Comment alors préparez vous ce qui va devenir votre premier long métrage ?

Pendant 6 ans, je suis partie en mer avec des pêcheurs. Et je peux vous dire que la mer ne ment pas. Elle révèle qui tu es. Tu ne peux pas tricher. J’ai tout de suite compris que je devais raconter cette vérité à l’écran. Pour cela, je devais le comprendre. Je suis donc sortie dans des mers différentes avec des pêcheurs différents. La première fois, c’était impressionnant. En Manche, en pleine tempête. J’ai eu un tel mal de mer, j’ai cru que j’allais mourir. Je me suis dit que je n’y arriverais jamais. Et puis, j’ai survécu ! (rires) Alors j’ai continué !
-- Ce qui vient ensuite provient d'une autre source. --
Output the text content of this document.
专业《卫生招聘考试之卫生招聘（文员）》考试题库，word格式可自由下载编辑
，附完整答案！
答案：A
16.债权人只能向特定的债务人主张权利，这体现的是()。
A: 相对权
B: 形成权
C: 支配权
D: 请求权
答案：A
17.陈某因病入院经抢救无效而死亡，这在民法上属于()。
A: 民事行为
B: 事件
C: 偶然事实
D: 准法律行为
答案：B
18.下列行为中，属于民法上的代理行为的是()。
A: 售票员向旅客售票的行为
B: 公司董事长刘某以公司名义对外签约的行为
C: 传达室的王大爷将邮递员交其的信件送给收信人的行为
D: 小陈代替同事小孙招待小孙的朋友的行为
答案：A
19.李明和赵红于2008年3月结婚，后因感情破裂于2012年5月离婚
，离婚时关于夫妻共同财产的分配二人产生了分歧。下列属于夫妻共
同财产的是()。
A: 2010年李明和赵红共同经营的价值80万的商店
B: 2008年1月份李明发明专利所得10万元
En quoi ces différentes sorties en mer ont contribué à créer votre style de mise en scène ?

Ils ont confirmé mes envies initiales : peu ou pas d’images trop en mouvement ou trop découpées. Moi, j’aime la peinture. Je veux des cadres définis et qu’il se passe des choses dans ces cadres. Je suis en quête de minimalisme. Et que chaque cadre soit comme un tableau. Mais le but était aussi de coller en permanence à la vérité. Je l’ai compris lors de mes sorties en mer et en regardant des documentaires et des fictions sur le sujet. On peut être très vite faux. Mettre en scène la pêche ne fonctionne pas. Moi, je voulais l’inverse. Être saisi par ce monde et cette vérité. Raconter cette énergie, cette urgence, cette sorte de ballet en pleine mer où chaque geste est extrêmement précis.

Jouer vous aide à réaliser ?

Ce film, c’est une histoire personnelle. Il fallait que je le vive en tant qu’actrice. A un moment, j’ai pensé à quelqu’un d’autre car je ne savais pas si j’allais avoir la capacité de porter les deux casquettes. Mais Timo et mes productrices m’ont assuré qu’ils ne voyaient personne d’autre pour jouer ce personnage, qu’ils seraient à mes côtés pour que j’y parvienne. Et ils ont tenu parole. J’en suis sortie brûlée à l’intérieur mais je suis un phénix. Jouer cette femme m’a aidé à le vivre de tout mon être. A raconter mon histoire à travers cette histoire. L’art est une thérapie pour moi. Il me permet d’avancer dans la vie mais en me battant pour un certain type de cinéma et en m’entourant de grands artistes pour y parvenir. Comme Jean- Benoît Dunckel qui a imaginé une musique dont je n’aurais jamais osé même rêver tant elle intègre l’image sans rien appuyer. Une musique organique. On est fait de la même pâte.

Le film laisse beaucoup de place aux spectateurs. C’était déjà le cas du livre ?

Oui et c’est ce qui m’a permis de me projeter dans ce personnage et c’est ce que j’ai envie de préserver : garder un certain mystère autour du personnage. Ne pas expliquer pourquoi elle est partie. Laisser une fin ouverte pour que le film continue à vivre dans la tête des gens et qu’il les aide comme ce film m’a aidée. J’ai choisi un chemin poétique et onirique et je l’assume à 100%.